Reading Online Novel

The Baghdad Railway Club(37)



‘What happened then?’

‘They came out.’

‘In what order?’

‘Captain Boyd first, then the other chap, as far as I recall . . . There was a lot of smoke floating about, sir, some pretty hard scrapping in the vicinity of the station . . . and the train was pulling out. It was a confused situation, sir, and there was a hell of a din.’

‘Two minutes!’ called the bloody instructor. Then, to me, ‘He’s a southpaw, keep left!’ (Having observed my performance, he’d dropped the ‘sir’.)

Irwin was immediately dancing again. Talk about ‘passed A1’; he was as fit as a flea. He walloped me a few times, and I suddenly found I hardly had the energy to lift my arms, let alone take a shot at him.
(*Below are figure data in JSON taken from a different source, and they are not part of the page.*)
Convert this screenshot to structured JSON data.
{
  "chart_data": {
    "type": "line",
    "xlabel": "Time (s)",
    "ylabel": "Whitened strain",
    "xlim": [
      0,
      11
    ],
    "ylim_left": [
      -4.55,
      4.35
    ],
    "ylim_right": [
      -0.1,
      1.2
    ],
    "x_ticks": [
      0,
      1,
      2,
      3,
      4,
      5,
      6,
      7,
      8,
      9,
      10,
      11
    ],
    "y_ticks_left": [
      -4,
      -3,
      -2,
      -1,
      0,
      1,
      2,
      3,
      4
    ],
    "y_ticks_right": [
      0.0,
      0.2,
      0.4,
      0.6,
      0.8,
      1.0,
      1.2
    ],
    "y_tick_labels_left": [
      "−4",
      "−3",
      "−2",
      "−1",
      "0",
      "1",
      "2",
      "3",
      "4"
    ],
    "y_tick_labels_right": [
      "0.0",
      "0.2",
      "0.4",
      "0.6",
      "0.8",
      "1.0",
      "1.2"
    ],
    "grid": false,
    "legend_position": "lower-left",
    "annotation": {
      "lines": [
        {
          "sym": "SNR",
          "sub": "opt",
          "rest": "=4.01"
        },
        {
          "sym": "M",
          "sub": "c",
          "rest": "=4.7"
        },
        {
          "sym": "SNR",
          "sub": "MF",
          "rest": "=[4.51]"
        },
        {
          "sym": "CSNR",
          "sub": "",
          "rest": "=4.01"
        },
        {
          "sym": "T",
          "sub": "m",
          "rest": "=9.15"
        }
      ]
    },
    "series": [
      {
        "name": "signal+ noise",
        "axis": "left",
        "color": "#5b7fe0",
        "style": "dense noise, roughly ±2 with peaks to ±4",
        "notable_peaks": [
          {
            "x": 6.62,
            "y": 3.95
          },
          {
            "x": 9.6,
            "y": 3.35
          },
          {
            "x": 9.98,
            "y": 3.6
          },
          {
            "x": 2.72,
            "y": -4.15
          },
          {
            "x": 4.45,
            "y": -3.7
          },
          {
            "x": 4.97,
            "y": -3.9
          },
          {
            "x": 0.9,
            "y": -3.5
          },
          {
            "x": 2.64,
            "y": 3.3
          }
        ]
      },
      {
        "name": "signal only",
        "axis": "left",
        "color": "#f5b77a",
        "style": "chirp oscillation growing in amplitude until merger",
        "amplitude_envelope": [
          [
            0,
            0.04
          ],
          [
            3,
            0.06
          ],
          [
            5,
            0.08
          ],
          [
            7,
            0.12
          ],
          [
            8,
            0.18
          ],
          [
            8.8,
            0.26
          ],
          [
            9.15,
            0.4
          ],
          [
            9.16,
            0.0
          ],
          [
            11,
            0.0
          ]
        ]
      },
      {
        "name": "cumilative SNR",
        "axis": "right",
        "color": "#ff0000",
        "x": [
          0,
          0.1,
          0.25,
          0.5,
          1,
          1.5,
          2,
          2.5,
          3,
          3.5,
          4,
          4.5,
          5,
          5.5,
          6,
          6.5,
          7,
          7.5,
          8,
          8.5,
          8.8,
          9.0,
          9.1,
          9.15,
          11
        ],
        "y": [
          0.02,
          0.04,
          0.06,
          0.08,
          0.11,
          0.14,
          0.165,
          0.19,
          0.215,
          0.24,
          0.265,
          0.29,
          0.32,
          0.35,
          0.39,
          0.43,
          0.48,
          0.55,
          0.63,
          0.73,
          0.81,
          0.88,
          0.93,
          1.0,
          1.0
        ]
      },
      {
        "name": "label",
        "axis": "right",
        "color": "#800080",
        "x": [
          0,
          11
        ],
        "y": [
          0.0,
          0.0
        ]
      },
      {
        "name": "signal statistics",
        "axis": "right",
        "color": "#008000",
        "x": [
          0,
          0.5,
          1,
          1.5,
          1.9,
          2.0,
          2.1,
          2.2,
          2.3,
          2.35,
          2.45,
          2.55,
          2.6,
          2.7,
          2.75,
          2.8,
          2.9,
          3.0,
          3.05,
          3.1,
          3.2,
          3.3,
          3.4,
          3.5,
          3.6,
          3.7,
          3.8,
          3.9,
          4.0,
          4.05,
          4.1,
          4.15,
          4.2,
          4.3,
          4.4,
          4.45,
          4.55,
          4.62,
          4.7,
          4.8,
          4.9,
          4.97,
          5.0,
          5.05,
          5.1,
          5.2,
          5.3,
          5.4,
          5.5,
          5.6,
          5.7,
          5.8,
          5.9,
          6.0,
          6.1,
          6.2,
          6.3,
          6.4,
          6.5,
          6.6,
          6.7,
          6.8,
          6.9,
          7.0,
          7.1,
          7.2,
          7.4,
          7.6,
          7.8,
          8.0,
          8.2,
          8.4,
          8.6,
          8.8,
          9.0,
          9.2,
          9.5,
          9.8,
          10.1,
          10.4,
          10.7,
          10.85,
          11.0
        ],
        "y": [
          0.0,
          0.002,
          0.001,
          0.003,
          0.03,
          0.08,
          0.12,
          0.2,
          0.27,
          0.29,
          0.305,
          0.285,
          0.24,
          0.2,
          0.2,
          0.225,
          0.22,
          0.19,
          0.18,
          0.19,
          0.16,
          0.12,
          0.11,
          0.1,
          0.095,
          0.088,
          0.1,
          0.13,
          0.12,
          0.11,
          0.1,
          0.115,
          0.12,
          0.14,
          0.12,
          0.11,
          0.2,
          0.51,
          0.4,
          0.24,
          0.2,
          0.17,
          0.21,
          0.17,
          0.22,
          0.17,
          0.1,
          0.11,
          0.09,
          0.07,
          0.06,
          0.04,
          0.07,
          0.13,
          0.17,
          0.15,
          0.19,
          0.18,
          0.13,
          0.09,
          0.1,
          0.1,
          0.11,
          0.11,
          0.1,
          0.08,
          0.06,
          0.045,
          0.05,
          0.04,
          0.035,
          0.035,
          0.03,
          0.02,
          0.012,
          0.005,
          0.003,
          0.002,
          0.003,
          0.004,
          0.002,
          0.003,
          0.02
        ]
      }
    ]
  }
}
We went into some close stuff, tangled arms, and I wasn’t so much sweating as melting. I’d been scrapping for a little over two minutes, yet I was practically asleep on Irwin’s shoulder.

‘What did the other officer do when he came out?’ I asked, drowsily. ‘Was he carrying anything?’

‘Lead!’ the instructor was calling, ‘Lead!’ but it was a lost cause, and he knew it.

‘He was,’ said Irwin.

He was at me again with fists flying.

‘What?’ I said, reeling back.

‘Don’t know. A package; a box. He held it under his arm.’

I put a pretty good right on Irwin’s ear.

‘And what did Boyd do?’ I said.

Irwin was dancing again. ‘He told us we were to stand by. And then . . .’

‘Yes?’

The instructor was shouting again: ‘Time! Time!’ which, thank Christ, brought an end to the bout, leaving the two of us standing in the middle of the ring at rather a loose end. My head burned though. I would have to take the protector off in a minute.

‘Some more artillery came up, and it was all back to – you know – confusion,’ said Irwin. He walked over to his corner, picked up a towel; I followed him. New fighters were climbing into the ring. I nodded at Irwin, and we touched gloves.

I asked, ‘What was the expression on Boyd’s face when he came out of the station?’

‘The expression?’ said Irwin, evidently appalled by the question. ‘Well, it was the middle of a battle. So I suppose he looked worried. We all did.’

I nodded. ‘The other chap?’

Irwin hesitated, and a slow grin came over his face: ‘Winked at me, he did, just as he was walking by. It was very fast so it might not have been a wink. But I believe it was.’

Luckily, Irwin did not follow me to the changing room, where I pitched away the cursed protector, had a dunk in the water, and put on my uniform. With head down, I headed back through the gym towards the door, where the faint voice piped up again: ‘You’ve to sign out, sir, if you would be so kind as to do so. And I don’t believe you signed in.’

A young sepoy sat by the door, with a ledger, a pen, blotting paper and a watch on a little table before him. The kid couldn’t have been more than sixteen. He spread his beautiful thin fingers over the paper, showing me where I should have signed in, giving my unit and the time, and where I ought to sign out, putting the time again. He gave me a pen, and I did what every other man did – wrote scrawl, which was a shame, everything being so beautifully presented by the boy.

‘Your time in was nine twenty-five,’ said the boy as I scribbled. ‘Your time out is ten fifteen.’

If you did P.T. or sports you could cut certain fatigues, and that was the reason for the ledger. My eye roved over the list of names, and the one I didn’t want to see came towards the end: ‘Captain W. P. D. Stevens’ of ‘Corps HQ’. He had booked in at eight ten, left at nine fifty-five. In other words, he’d been in the place when I’d arrived, and left at about the time I’d completed my bout with Irwin. Well, it would only signify if (a) he was in league with Shepherd, (b) he’d seen me, and (c) he worked out that I was quizzing Irwin, and why I was quizzing him. But I had a pretty good notion that he must have seen me.

I stepped back into Clean Street hoping for cooler air, and not finding it. I turned into Dead Camel Street thinking hard, only faintly aware of the drone of a petrol motor. I’d not gone ten yards before I was blinded by a horrible glare. I raised my arm to shield my eyes, and turned away.

‘That’s no bloody good,’ said a voice.

‘He’s blinded, Mr King,’ said another. ‘Dazzled, he is.’

The light swung away from me, so that it illuminated the camels’ heads on one side of the street only, and I was able to see its source: a great searchlight attached to a generator, an entire field searchlight company standing around it, together with Wallace’s King’s bloody camera, Wallace King’s assistant (who also wore a uniform without badges, only his was a private’s) and Wallace King himself. He held a loudhailer by his side.